Meet the Researcher - Kyle Singleton

Breakout Room: 12

KS_ProfilePhotoResearcher Name: Kyle Singleton
Title of Research: Optimization and Application of Physics Informed Neural Network
Division Representing: Engineering
Institution: Mississippi State University
Institution Location: Mississippi
Home State: Mississippi
District Number: 3
Advisor/Mentor: Sungkwang Mun
Funding Source: United States Department of Army Research Lab

Research Experience:  
Kyle is a senior at Mississippi State University majoring in Mechanical Engineering. Kyle's work history consists of current employment at the Center of Advanced Vehicular Systems researching applications of artificial intelligence in additive manufacturing. As an undergraduate research assistant, Kyle has assisted in optimizing neural networks for various applications, studied applications of thermodynamics in physics based neural networks, and increased his understanding of artificial intelligence and python coding language. In addition, he worked as a co-op for two terms at Nucor Steel located in Huntsville, Alabama. Job responsibilities at Nucor were working in a safety-conscious, team-oriented environment, designing work platforms, under the supervision of a Professional Engineer, using the AISC Manual, and studying failure mechanisms to engineer solutions. Also, Kyle interned for a semester at CF Industries in Yazoo City, Mississippi. His responsibilities included conducting Ultrasonic Thickness readings guided by the Mechanical Integrity inspector, developing safe internal and external predictive maintenance plans for pressure vessels, and conducting business with vendors to facilitate the installation of magnetic drive pump systems. Lastly, Kyle has recently began his senior design project working with Los Alamos National Laboratory where his team will be designing a testing bed for materials exposed to extreme temperatures. Kyle has also served as Vice president of Mississippi States Society of Mechanical Engineers where he spent time tutoring others for the GRE Exam and leading the canned food drive initiate for the JL King Center.

Presentation Experience: 
Kyle has had the opportunity to present through school clubs and class projects.   As the President of Mississippi State Hockey, he has presented updates at scheduled team meetings, team standings to general manager and coach, and options for potential sponsors.  He was also responsible for presenting to the board of the Southeastern Collegiate Hockey Conference on behalf of Mississippi State Hockey.  Lastly, he was invited to speak on his experiences playing hockey at the Mississippi Sports Hall of Fame on behalf of Mississippi State Hockey.  Additionally,  as former Vice President of Mississippi States chapter of the American Society of Mechanical Engineers he was tasked with speaking at club events and presenting club goals to sponsors and faculty.  School projects gave Kyle the opportunity to present technical information to and academic audience.  Kyle and his team researched the failure mechanics of a hockey stick and were tasked with a thirty minute discussion to approximately eighty graduate and undergraduate students on how the hockey stick failed, how the material failed, how the study was conducted, and how to improve the design.  Also, in a undergraduate course studying the 3D modeling software, SolidWorks, Kyle was tasked with modeling a piston from an engine.  He was then tasked with presenting his design and how his design could be further improved to over forty students and multiple professors.

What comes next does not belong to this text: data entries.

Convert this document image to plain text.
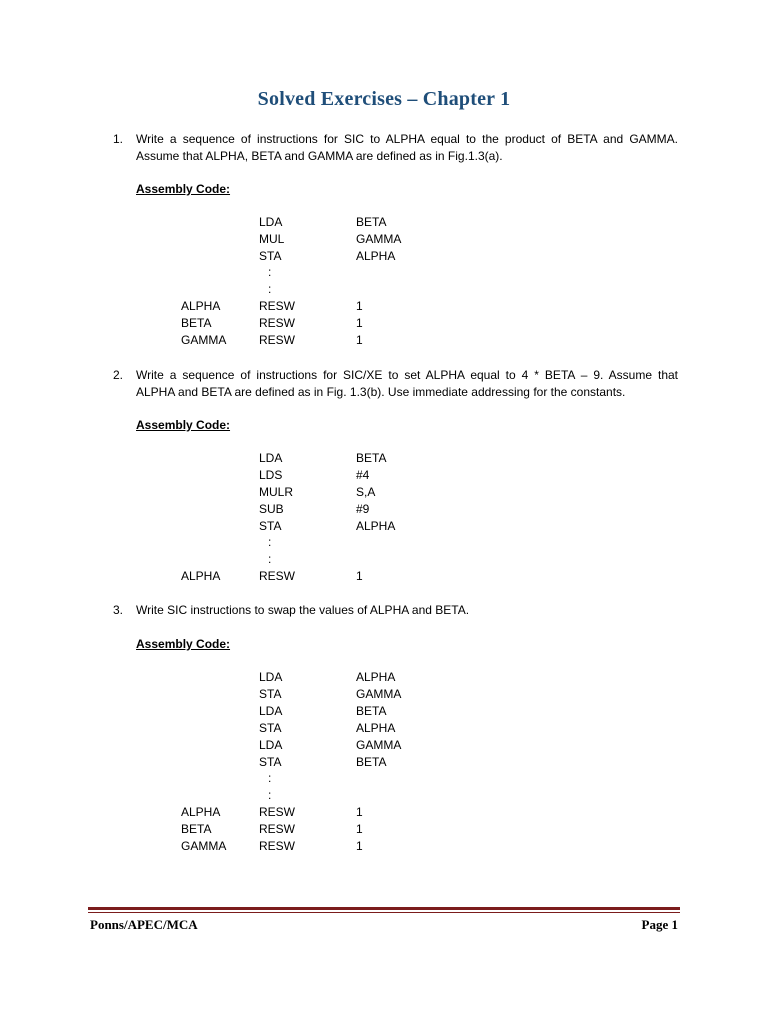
Solved Exercises – Chapter 1
1. Write a sequence of instructions for SIC to ALPHA equal to the product of BETA and GAMMA.
Assume that ALPHA, BETA and GAMMA are defined as in Fig.1.3(a).
Assembly Code:
LDA	BETA
MUL	GAMMA
STA	ALPHA
:
:
ALPHA	RESW	1
BETA	RESW	1
GAMMA	RESW	1
2. Write a sequence of instructions for SIC/XE to set ALPHA equal to 4 * BETA – 9. Assume that
ALPHA and BETA are defined as in Fig. 1.3(b). Use immediate addressing for the constants.
Assembly Code:
LDA	BETA
LDS	#4
MULR	S,A
SUB	#9
STA	ALPHA
:
:
ALPHA	RESW	1
3. Write SIC instructions to swap the values of ALPHA and BETA.
Assembly Code:
LDA	ALPHA
STA	GAMMA
LDA	BETA
STA	ALPHA
LDA	GAMMA
STA	BETA
:
:
ALPHA	RESW	1
BETA	RESW	1
GAMMA	RESW	1
Ponns/APEC/MCA	Page 1
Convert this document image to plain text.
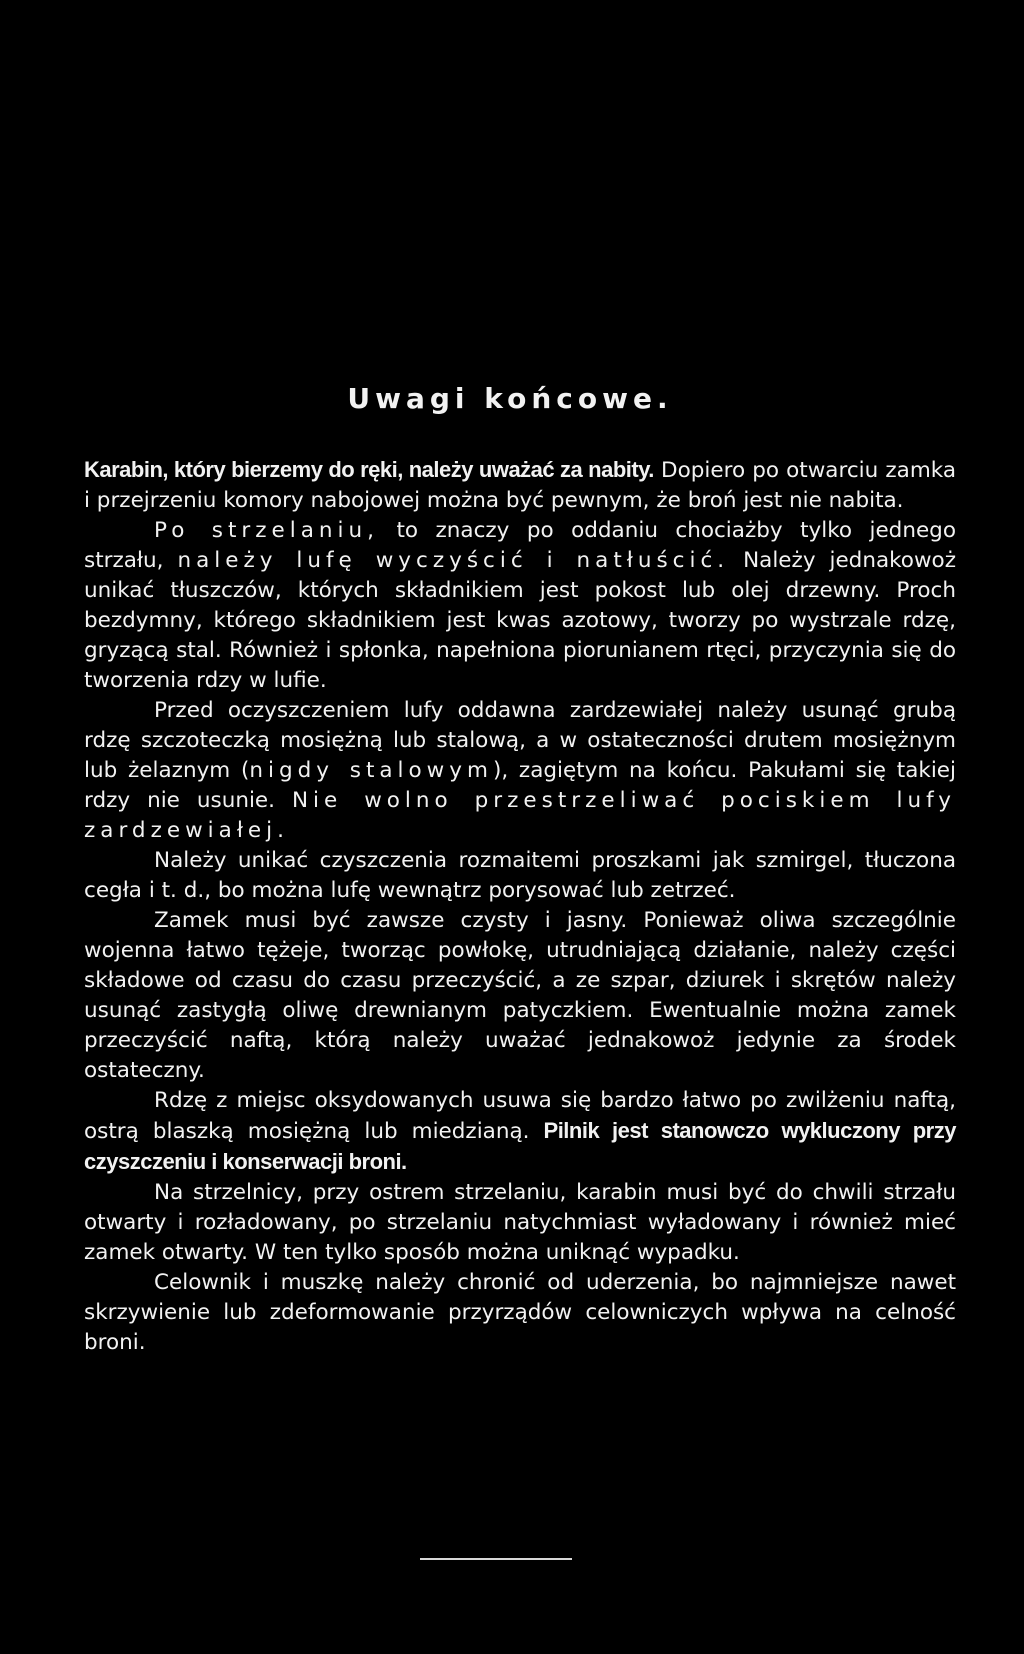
Uwagi końcowe.

Karabin, który bierzemy do ręki, należy uważać za nabity. Dopiero po otwarciu zamka i przejrzeniu komory nabojowej można być pewnym, że broń jest nie nabita.

Po strzelaniu, to znaczy po oddaniu chociażby tylko jednego strzału, należy lufę wyczyścić i natłuścić. Należy jednakowoż unikać tłuszczów, których składnikiem jest pokost lub olej drzewny. Proch bezdymny, którego składnikiem jest kwas azotowy, tworzy po wystrzale rdzę, gryzącą stal. Również i spłonka, napełniona piorunianem rtęci, przyczynia się do tworzenia rdzy w lufie.

Przed oczyszczeniem lufy oddawna zardzewiałej należy usunąć grubą rdzę szczoteczką mosiężną lub stalową, a w ostateczności drutem mosiężnym lub żelaznym (nigdy stalowym), zagiętym na końcu. Pakułami się takiej rdzy nie usunie. Nie wolno przestrzeliwać pociskiem lufy zardzewiałej.

Należy unikać czyszczenia rozmaitemi proszkami jak szmirgel, tłuczona cegła i t. d., bo można lufę wewnątrz porysować lub zetrzeć.

Zamek musi być zawsze czysty i jasny. Ponieważ oliwa szczególnie wojenna łatwo tężeje, tworząc powłokę, utrudniającą działanie, należy części składowe od czasu do czasu przeczyścić, a ze szpar, dziurek i skrętów należy usunąć zastygłą oliwę drewnianym patyczkiem. Ewentualnie można zamek przeczyścić naftą, którą należy uważać jednakowoż jedynie za środek ostateczny.

Rdzę z miejsc oksydowanych usuwa się bardzo łatwo po zwilżeniu naftą, ostrą blaszką mosiężną lub miedzianą. Pilnik jest stanowczo wykluczony przy czyszczeniu i konserwacji broni.

Na strzelnicy, przy ostrem strzelaniu, karabin musi być do chwili strzału otwarty i rozładowany, po strzelaniu natychmiast wyładowany i również mieć zamek otwarty. W ten tylko sposób można uniknąć wypadku.

Celownik i muszkę należy chronić od uderzenia, bo najmniejsze nawet skrzywienie lub zdeformowanie przyrządów celowniczych wpływa na celność broni.
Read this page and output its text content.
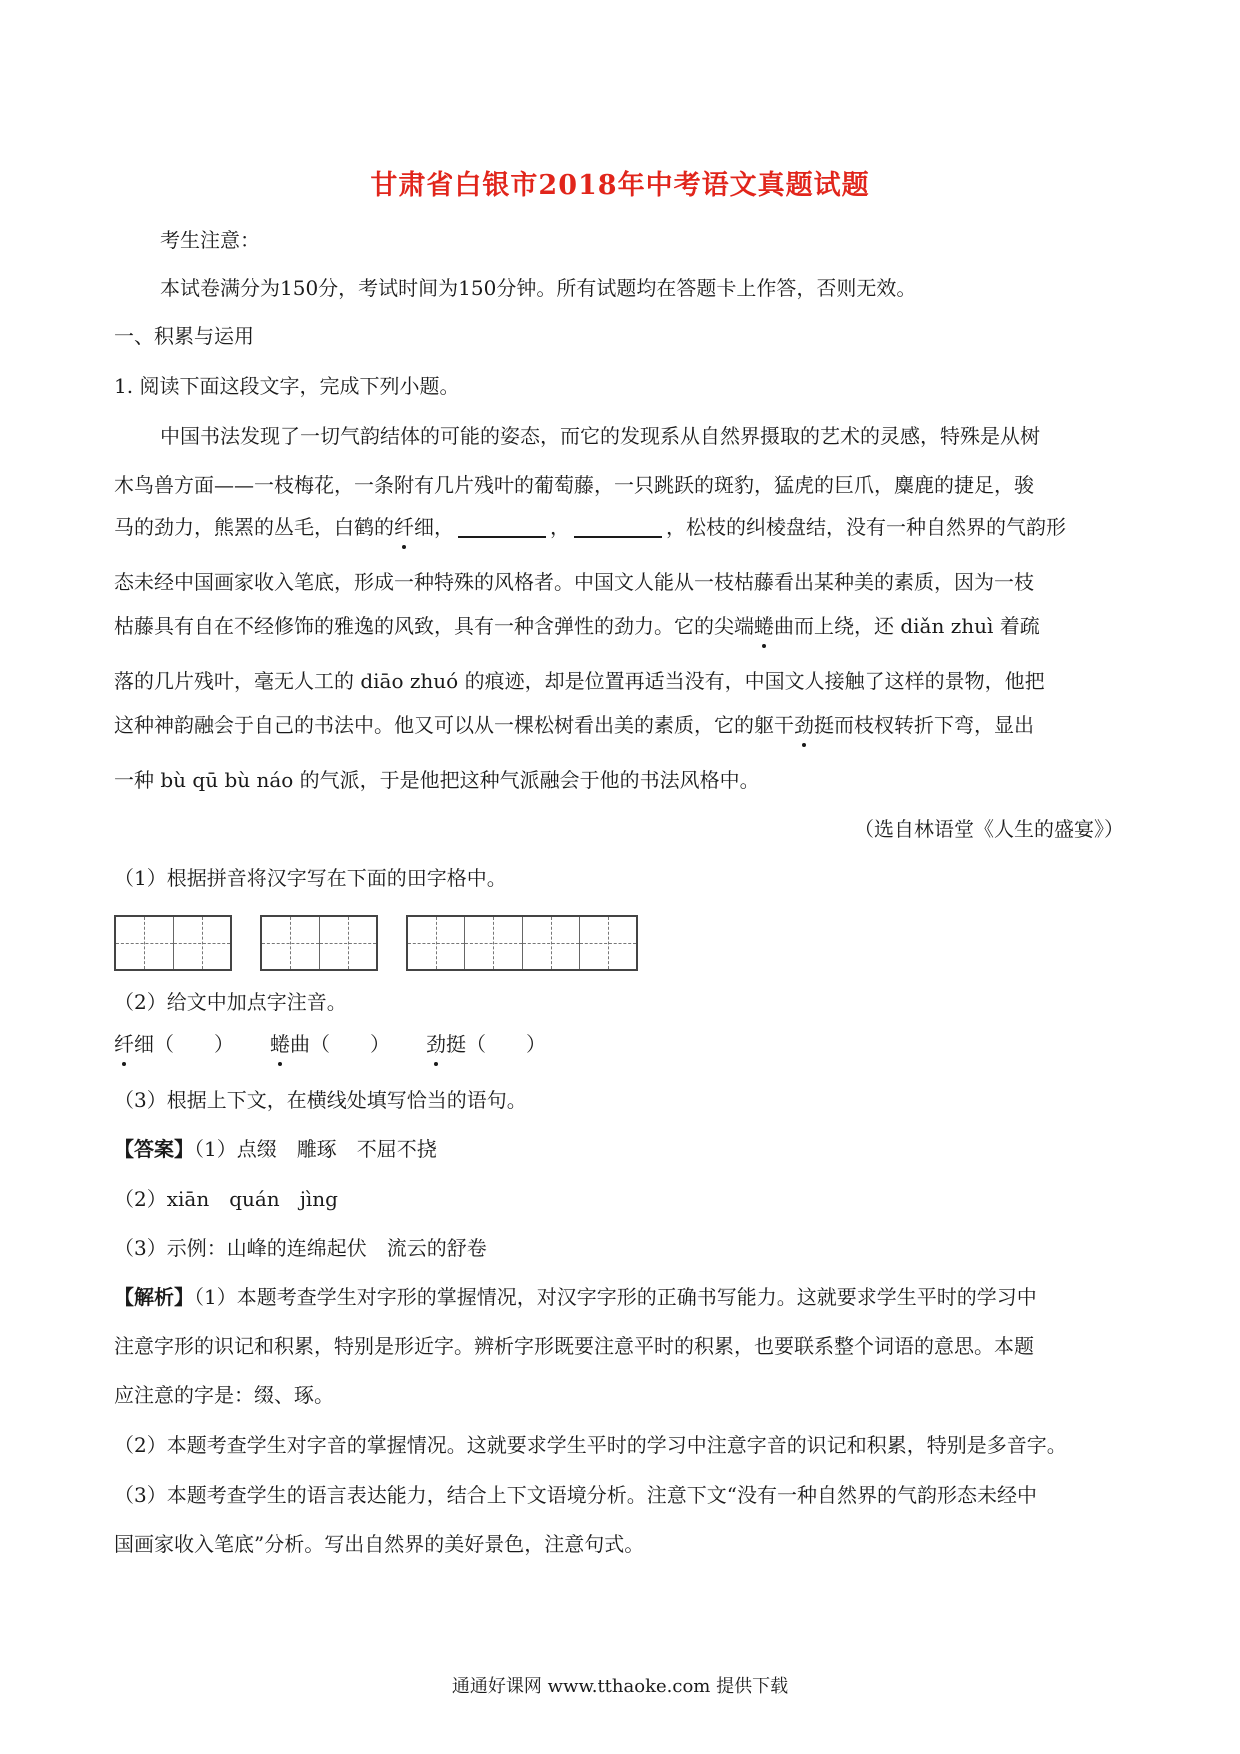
甘肃省白银市2018年中考语文真题试题
考生注意：
本试卷满分为150分，考试时间为150分钟。所有试题均在答题卡上作答，否则无效。
一、积累与运用
1. 阅读下面这段文字，完成下列小题。
中国书法发现了一切气韵结体的可能的姿态，而它的发现系从自然界摄取的艺术的灵感，特殊是从树
木鸟兽方面——一枝梅花，一条附有几片残叶的葡萄藤，一只跳跃的斑豹，猛虎的巨爪，麋鹿的捷足，骏
马的劲力，熊罴的丛毛，白鹤的纤细，	，	，松枝的纠棱盘结，没有一种自然界的气韵形
态未经中国画家收入笔底，形成一种特殊的风格者。中国文人能从一枝枯藤看出某种美的素质，因为一枝
枯藤具有自在不经修饰的雅逸的风致，具有一种含弹性的劲力。它的尖端蜷曲而上绕，还 diǎn zhuì 着疏
落的几片残叶，毫无人工的 diāo zhuó 的痕迹，却是位置再适当没有，中国文人接触了这样的景物，他把
这种神韵融会于自己的书法中。他又可以从一棵松树看出美的素质，它的躯干劲挺而枝杈转折下弯，显出
一种 bù qū bù náo 的气派，于是他把这种气派融会于他的书法风格中。
（选自林语堂《人生的盛宴》）
（1）根据拼音将汉字写在下面的田字格中。
（2）给文中加点字注音。
纤细（　　） 蜷曲（　　） 劲挺（　　）
（3）根据上下文，在横线处填写恰当的语句。
【答案】（1）点缀　雕琢　不屈不挠
（2）xiān　quán　jìng
（3）示例：山峰的连绵起伏　流云的舒卷
【解析】（1）本题考查学生对字形的掌握情况，对汉字字形的正确书写能力。这就要求学生平时的学习中
注意字形的识记和积累，特别是形近字。辨析字形既要注意平时的积累，也要联系整个词语的意思。本题
应注意的字是：缀、琢。
（2）本题考查学生对字音的掌握情况。这就要求学生平时的学习中注意字音的识记和积累，特别是多音字。
（3）本题考查学生的语言表达能力，结合上下文语境分析。注意下文“没有一种自然界的气韵形态未经中
国画家收入笔底”分析。写出自然界的美好景色，注意句式。
通通好课网 www.tthaoke.com 提供下载
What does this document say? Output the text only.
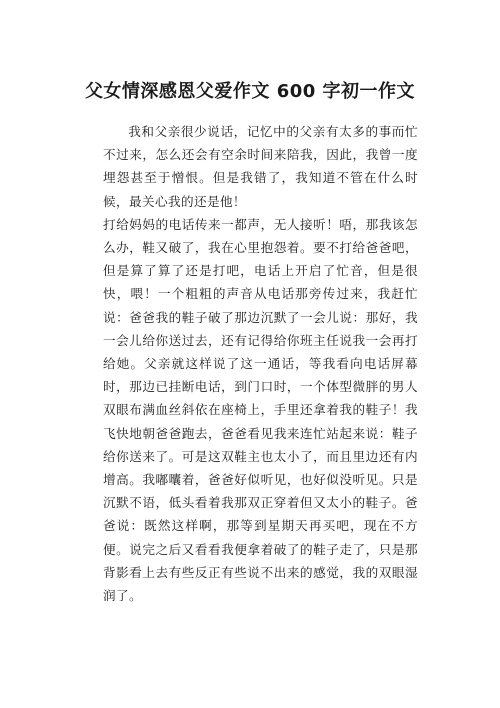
父女情深感恩父爱作文 600 字初一作文

我和父亲很少说话，记忆中的父亲有太多的事而忙不过来，怎么还会有空余时间来陪我，因此，我曾一度埋怨甚至于憎恨。但是我错了，我知道不管在什么时候，最关心我的还是他！

打给妈妈的电话传来一都声，无人接听！唔，那我该怎么办，鞋又破了，我在心里抱怨着。要不打给爸爸吧，但是算了算了还是打吧，电话上开启了忙音，但是很快，喂！一个粗粗的声音从电话那旁传过来，我赶忙说：爸爸我的鞋子破了那边沉默了一会儿说：那好，我一会儿给你送过去，还有记得给你班主任说我一会再打给她。父亲就这样说了这一通话，等我看向电话屏幕时，那边已挂断电话，到门口时，一个体型微胖的男人双眼布满血丝斜依在座椅上，手里还拿着我的鞋子！我飞快地朝爸爸跑去，爸爸看见我来连忙站起来说：鞋子给你送来了。可是这双鞋主也太小了，而且里边还有内增高。我嘟囔着，爸爸好似听见，也好似没听见。只是沉默不语，低头看着我那双正穿着但又太小的鞋子。爸爸说：既然这样啊，那等到星期天再买吧，现在不方便。说完之后又看看我便拿着破了的鞋子走了，只是那背影看上去有些反正有些说不出来的感觉，我的双眼湿润了。
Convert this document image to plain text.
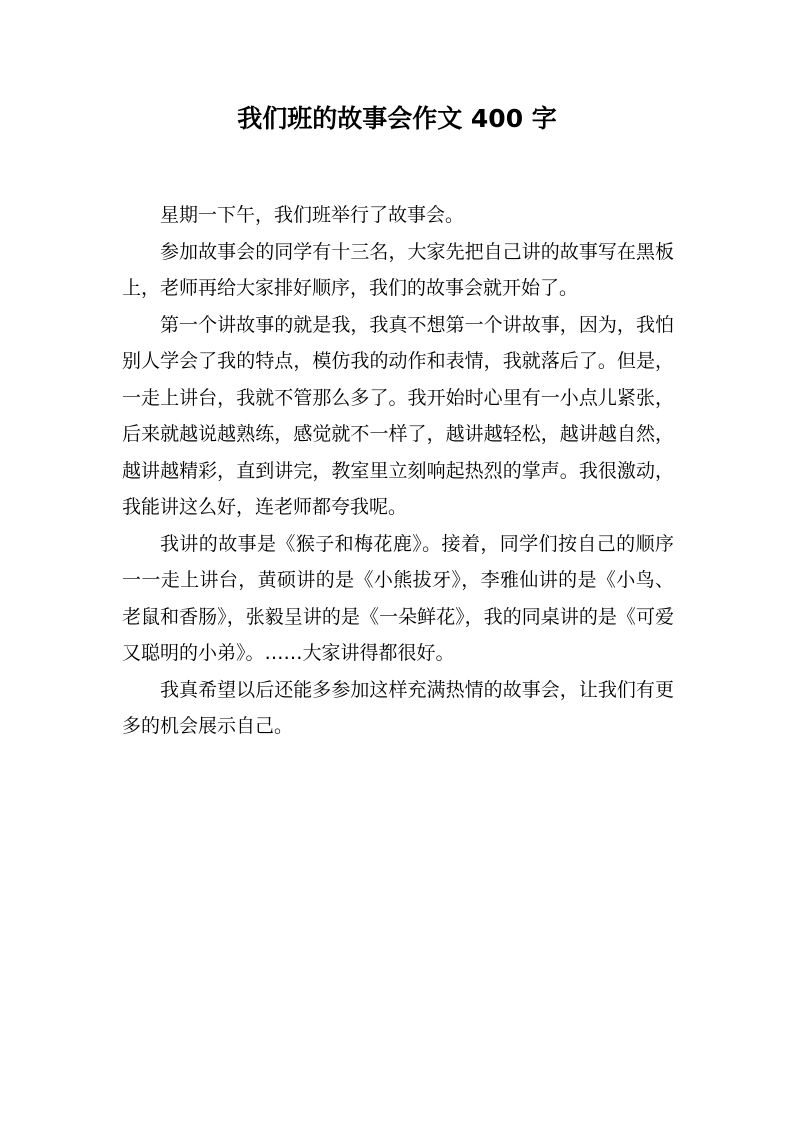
我们班的故事会作文 400 字

星期一下午，我们班举行了故事会。

参加故事会的同学有十三名，大家先把自己讲的故事写在黑板上，老师再给大家排好顺序，我们的故事会就开始了。

第一个讲故事的就是我，我真不想第一个讲故事，因为，我怕别人学会了我的特点，模仿我的动作和表情，我就落后了。但是，一走上讲台，我就不管那么多了。我开始时心里有一小点儿紧张，后来就越说越熟练，感觉就不一样了，越讲越轻松，越讲越自然，越讲越精彩，直到讲完，教室里立刻响起热烈的掌声。我很激动，我能讲这么好，连老师都夸我呢。

我讲的故事是《猴子和梅花鹿》。接着，同学们按自己的顺序一一走上讲台，黄硕讲的是《小熊拔牙》，李雅仙讲的是《小鸟、老鼠和香肠》，张毅呈讲的是《一朵鲜花》，我的同桌讲的是《可爱又聪明的小弟》。……大家讲得都很好。

我真希望以后还能多参加这样充满热情的故事会，让我们有更多的机会展示自己。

Significance of Research:       
Machine Learning has proved to be a useful tool as it translates observed data into a prediction of the physical circumstance.  One common machine learning system is the artificial neural network that interprets data and produces outcomes. These outcomes are compared to reference data sets and use feedback to train and correct the predictions. However, this process relies heavily on access to large data sets which allow the network to train. To reduce the amount of training data required, laws of physics can be implemented into the neural network. This is referred to as a Physics Informed Neural Network (PINN), and it applies additional constraints to the system which act as a filter for results. As a result, less data is needed to train a PINN, and the PINN can extrapolate results based on the known physics, therefore, allowing PINNs to serve as an approximate solver for partial differential equations. The accuracy and speed in which the network trains are crucial in determining if it is an effective substitute for other solver methods. In this study, a PINN is created to solve the heat equation for a number of sample boundary conditions in 1D and 2D. The accuracy of the PINN and its training speed is analyzed as a function of multiple factors such as the shape and size of the PINN, the number of PINN colocation points, and the size of the training data set. This presentation provides insight into the optimization of a PINN and applications for the network. 

Uniqueness of Research: 
The research on physics informed neural networks provides great significance in further understanding the optimization of the system, and the applications in additive manufacturing.  This study will prove the benefits of machine learning when compared to other solvers.